Once allies, Stormy Daniels and Avenatti face off at trial
NEW YORK (AP) — Stormy Daniels, the porn star who catapulted herself and Michael Avenatti to fame with lawsuits against former President Donald Trump, will have a starring role in court beginning Monday when prosecutors try to prove that the California lawyer cheated her of $300,000 in book proceeds.
Her testimony in Manhattan federal court will be pivotal for prosecutors trying to prove Avenatti engaged in wire fraud and aggravated identity theft to keep from giving his client money he had received from her publisher. Opening statements are set for Monday. Daniels is not expected to testify until Tuesday, at the earliest.
Avenatti, 50, has pleaded not guilty to the charges in what will be his third criminal trial in two years.
“I am completely innocent of these charges," Avenatti said in a statement issued through a publicist this weekend. "The government is spending millions of dollars to prosecute me for a case that should have never been filed. Meanwhile, they continue to allow Trump and his co-conspirators to walk free and suffer no consequences for their criminal conduct. That is not justice.”
Video: Michael Avenatti files $94 million federal lawsuit
In early 2020, he was convicted of trying to extort up to $25 million from Nike by threatening to tarnish the sportswear giant's reputation unless it met his demands. He has not yet begun serving a 2 1/2-year prison sentence. Last year, a mistrial resulted in California on charges that he cheated clients there. He awaits retrial.
The attorney-client relationship between Daniels and Avenatti seemed strong in the spring of 2018 when the pair showed up together at a Manhattan court hearing pertaining to raids on the home and office of Michael Cohen, Trump's longtime personal attorney.
Cohen had played a role in a $130,000 hush-money payment to Daniels to buy her silence 11 days before the 2016 presidential election. He eventually pleaded guilty to charges and served a year behind bars before finishing his three-year prison term at home.
With Avenatti's help, Daniels sued Trump to try to win back her freedom to speak openly about what she contended was a brief affair with Trump a decade earlier. As a result of the litigation in 2018, a Los Angeles judge ordered Trump to pay Daniels $44,100 in legal fees. Trump has denied the sexual encounter.
With Daniels as a client and his growing reputation as a Trump critic, Avenatti found himself in demand on cable television news programs. He became so popular in some circles that he considered a run for president.

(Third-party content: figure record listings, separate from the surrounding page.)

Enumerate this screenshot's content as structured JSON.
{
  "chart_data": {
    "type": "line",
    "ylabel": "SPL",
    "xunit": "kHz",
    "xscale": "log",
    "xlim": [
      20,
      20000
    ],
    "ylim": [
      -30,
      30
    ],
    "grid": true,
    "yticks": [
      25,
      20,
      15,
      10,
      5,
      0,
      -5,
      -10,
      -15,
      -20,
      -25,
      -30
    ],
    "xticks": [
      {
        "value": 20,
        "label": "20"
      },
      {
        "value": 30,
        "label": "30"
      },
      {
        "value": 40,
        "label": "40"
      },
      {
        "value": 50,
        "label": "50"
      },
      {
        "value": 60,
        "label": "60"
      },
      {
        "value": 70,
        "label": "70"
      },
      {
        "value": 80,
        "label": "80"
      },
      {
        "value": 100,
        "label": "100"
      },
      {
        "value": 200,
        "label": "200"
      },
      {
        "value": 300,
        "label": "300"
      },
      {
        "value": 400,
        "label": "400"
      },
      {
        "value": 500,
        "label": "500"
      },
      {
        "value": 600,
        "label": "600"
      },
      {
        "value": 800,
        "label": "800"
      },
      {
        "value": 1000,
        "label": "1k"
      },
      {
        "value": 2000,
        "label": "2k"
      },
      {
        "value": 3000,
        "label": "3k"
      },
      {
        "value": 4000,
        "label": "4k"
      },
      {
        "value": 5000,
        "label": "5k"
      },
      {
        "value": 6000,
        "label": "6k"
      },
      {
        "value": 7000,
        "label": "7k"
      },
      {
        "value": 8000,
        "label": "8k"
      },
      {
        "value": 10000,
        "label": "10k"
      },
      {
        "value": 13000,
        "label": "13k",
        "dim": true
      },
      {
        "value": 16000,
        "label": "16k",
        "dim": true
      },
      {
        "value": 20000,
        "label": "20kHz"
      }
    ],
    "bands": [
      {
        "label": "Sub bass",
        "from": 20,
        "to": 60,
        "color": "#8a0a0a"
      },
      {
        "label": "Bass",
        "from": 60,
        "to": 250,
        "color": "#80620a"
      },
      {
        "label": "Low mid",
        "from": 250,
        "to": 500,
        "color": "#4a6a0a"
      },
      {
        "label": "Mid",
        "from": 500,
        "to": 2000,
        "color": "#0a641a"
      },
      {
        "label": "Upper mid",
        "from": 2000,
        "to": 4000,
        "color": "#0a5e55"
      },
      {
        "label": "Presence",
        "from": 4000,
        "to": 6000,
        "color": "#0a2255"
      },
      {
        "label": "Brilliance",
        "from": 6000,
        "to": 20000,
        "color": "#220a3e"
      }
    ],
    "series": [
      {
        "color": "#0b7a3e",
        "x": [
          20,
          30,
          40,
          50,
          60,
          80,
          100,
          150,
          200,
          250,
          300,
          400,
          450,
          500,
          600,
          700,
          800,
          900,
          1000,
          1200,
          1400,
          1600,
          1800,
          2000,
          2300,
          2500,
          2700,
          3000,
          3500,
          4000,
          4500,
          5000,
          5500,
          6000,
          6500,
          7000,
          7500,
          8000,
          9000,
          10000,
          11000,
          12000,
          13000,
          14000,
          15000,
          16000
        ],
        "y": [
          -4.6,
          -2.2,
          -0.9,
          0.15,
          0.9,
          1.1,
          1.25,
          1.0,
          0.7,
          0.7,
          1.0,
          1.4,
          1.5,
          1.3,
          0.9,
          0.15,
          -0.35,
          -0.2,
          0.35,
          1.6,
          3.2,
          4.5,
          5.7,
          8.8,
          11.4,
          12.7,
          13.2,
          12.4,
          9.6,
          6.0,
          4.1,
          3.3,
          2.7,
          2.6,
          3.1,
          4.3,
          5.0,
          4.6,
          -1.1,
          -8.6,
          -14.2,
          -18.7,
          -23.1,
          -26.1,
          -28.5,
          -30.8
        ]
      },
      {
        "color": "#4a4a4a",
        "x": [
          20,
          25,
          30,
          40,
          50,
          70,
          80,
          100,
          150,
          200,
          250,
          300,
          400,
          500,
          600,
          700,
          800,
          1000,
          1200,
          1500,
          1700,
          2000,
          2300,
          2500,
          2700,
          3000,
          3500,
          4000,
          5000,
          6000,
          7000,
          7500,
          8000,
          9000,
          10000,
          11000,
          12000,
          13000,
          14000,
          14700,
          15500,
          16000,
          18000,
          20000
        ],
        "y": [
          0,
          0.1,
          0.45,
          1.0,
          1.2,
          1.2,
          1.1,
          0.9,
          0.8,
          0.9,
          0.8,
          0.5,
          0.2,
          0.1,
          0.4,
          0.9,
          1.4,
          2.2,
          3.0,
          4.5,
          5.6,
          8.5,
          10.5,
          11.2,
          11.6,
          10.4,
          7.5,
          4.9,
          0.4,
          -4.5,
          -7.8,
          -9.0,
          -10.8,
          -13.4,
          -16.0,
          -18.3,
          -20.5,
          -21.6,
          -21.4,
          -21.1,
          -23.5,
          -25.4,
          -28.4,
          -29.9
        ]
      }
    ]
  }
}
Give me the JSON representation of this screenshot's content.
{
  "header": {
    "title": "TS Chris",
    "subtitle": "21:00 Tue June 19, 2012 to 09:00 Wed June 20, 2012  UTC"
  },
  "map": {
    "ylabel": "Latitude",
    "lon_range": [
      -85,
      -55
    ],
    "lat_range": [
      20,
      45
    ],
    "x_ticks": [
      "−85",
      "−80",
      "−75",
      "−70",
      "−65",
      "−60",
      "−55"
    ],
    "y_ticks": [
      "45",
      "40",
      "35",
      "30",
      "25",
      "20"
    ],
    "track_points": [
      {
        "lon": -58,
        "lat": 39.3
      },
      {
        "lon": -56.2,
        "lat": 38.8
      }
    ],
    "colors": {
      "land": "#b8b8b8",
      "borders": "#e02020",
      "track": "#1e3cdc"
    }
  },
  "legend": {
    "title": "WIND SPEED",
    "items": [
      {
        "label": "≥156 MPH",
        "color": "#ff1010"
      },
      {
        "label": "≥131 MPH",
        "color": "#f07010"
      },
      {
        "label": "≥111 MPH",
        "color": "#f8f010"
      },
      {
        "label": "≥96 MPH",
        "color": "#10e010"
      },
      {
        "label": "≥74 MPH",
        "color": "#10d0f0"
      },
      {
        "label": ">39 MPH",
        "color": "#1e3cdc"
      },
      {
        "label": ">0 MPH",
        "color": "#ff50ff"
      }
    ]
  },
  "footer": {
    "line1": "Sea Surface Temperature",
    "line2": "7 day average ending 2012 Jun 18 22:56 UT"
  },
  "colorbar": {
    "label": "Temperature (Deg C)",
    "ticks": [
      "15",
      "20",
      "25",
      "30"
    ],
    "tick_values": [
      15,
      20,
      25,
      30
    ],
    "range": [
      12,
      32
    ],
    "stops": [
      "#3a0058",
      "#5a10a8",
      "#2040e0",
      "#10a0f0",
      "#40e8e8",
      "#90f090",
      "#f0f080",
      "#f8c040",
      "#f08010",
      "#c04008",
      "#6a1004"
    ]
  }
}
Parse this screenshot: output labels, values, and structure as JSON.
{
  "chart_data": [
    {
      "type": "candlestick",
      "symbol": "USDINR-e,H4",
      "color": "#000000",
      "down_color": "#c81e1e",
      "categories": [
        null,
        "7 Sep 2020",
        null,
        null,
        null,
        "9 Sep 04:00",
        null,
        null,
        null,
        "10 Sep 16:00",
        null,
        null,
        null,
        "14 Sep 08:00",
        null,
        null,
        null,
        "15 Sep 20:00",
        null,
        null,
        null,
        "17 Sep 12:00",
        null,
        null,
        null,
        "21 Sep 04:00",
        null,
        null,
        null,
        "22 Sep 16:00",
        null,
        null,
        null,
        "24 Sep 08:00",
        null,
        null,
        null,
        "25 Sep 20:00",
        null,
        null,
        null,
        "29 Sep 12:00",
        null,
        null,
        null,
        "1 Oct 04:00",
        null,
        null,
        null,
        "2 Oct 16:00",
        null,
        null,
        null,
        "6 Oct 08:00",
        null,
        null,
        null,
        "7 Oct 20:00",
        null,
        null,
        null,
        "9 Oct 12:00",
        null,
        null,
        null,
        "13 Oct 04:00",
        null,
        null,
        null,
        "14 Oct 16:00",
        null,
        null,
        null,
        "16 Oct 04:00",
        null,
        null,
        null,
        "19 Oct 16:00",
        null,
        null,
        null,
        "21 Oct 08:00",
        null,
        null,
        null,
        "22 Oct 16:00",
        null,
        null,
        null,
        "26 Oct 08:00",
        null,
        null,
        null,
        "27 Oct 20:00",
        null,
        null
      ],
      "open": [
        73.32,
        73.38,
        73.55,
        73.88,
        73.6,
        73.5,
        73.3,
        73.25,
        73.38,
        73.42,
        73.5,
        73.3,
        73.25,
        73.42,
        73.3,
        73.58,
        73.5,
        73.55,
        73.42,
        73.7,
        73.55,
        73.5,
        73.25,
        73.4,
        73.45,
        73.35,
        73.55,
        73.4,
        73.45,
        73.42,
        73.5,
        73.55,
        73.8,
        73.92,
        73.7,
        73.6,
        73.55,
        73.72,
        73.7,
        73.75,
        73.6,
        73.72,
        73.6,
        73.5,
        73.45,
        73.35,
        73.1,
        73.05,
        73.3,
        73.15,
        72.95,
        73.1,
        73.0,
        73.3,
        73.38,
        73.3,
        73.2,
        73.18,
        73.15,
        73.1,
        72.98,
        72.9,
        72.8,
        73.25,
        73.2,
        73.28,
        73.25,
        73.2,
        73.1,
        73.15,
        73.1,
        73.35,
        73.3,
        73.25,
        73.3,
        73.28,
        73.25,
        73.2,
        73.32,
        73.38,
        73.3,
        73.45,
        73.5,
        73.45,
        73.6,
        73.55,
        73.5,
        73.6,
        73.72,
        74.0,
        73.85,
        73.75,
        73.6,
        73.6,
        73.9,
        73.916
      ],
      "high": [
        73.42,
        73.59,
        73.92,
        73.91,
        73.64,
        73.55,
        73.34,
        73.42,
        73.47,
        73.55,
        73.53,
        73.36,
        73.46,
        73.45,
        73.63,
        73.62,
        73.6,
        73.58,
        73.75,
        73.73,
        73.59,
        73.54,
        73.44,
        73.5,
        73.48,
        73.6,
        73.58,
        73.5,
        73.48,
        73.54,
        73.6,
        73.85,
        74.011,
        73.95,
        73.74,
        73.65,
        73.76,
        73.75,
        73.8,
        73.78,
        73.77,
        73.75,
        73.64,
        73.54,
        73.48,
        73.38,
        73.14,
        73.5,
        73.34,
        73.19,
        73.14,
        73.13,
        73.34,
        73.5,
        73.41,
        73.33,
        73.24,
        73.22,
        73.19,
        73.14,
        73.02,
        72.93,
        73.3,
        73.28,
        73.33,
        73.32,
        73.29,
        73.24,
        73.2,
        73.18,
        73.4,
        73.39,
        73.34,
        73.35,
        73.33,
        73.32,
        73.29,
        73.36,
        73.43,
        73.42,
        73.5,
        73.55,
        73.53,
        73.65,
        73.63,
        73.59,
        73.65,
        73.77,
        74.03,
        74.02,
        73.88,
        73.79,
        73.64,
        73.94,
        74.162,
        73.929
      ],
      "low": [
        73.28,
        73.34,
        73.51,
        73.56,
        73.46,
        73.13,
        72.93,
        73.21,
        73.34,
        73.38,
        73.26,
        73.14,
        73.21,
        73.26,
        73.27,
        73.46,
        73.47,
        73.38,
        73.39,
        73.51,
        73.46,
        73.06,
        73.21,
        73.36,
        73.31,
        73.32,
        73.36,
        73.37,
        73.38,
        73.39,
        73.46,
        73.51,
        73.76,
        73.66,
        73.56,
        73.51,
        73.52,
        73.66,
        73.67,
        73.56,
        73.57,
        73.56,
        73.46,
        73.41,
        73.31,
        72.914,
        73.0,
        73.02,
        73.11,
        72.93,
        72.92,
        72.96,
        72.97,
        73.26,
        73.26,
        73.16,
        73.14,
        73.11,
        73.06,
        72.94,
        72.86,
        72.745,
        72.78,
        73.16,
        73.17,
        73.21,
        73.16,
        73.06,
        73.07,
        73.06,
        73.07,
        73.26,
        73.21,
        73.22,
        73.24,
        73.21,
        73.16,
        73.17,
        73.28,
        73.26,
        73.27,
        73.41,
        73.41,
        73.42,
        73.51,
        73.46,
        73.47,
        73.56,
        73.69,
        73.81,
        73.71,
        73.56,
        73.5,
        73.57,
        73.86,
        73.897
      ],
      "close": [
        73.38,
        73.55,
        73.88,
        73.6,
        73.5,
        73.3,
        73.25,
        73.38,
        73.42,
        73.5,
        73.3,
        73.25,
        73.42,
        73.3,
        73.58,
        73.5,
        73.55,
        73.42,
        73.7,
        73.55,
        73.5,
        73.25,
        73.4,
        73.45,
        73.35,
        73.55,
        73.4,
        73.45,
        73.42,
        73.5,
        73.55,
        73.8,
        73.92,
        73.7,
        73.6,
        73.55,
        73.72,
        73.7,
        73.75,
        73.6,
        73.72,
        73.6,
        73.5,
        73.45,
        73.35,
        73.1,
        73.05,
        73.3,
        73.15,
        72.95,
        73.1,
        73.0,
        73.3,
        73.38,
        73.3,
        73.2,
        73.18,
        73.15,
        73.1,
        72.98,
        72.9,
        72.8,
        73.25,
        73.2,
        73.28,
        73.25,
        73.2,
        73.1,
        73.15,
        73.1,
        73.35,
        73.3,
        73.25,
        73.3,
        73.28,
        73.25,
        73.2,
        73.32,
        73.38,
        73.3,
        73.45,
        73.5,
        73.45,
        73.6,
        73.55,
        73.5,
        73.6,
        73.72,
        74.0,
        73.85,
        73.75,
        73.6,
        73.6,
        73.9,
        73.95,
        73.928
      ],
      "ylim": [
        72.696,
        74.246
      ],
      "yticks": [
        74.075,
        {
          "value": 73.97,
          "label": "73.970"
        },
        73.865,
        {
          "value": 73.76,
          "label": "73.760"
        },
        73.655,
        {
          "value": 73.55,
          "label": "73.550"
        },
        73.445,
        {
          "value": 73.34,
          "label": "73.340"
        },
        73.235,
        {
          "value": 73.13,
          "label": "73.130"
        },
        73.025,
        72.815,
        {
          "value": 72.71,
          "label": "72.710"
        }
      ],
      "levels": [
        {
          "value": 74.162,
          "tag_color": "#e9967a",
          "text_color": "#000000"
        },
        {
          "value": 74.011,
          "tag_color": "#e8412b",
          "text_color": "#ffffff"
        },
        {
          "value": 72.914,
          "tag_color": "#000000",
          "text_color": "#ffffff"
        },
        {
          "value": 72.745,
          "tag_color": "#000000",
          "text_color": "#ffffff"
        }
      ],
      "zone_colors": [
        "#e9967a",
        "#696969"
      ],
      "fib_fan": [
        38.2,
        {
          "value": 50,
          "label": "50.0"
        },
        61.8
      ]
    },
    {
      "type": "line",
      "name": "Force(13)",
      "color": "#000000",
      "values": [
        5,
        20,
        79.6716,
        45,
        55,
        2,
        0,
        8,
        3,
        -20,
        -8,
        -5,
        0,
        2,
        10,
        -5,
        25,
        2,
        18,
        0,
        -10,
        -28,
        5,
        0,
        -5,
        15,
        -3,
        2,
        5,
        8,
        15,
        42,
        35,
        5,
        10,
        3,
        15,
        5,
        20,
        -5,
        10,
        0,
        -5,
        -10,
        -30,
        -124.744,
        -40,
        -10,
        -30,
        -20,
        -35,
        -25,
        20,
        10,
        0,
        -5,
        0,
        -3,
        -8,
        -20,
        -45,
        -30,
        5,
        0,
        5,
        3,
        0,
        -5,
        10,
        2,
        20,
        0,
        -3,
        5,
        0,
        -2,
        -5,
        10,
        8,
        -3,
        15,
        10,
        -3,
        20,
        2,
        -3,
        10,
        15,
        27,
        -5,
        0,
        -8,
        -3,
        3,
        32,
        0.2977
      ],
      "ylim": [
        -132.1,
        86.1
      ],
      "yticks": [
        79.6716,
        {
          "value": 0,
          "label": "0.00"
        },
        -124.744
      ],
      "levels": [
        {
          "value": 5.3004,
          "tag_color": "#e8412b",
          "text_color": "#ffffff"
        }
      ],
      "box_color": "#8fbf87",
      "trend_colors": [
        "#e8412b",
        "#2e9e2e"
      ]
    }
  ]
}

After Daniels signed a book deal, the pair remained close, and Avenatti was enlisted to write the forward to “Full Disclosure,” which was released in the fall of 2018. In the book, Daniels revealed details about what she described as her sexual encounter with Trump and communications afterward.
But a half-year after the book was published, Avenatti was charged in three criminal cases, including the fraud he was alleged to have carried out against Daniels, whose legal name is Stephanie Clifford.
After his arrest, Avenatti insisted in Twitter posts that no money related to Daniels was ever misappropriated or mishandled and that he mostly worked unpaid for Daniels with an agreement that he would receive a percentage of any book proceeds. He said he looked “forward to a jury hearing the evidence.”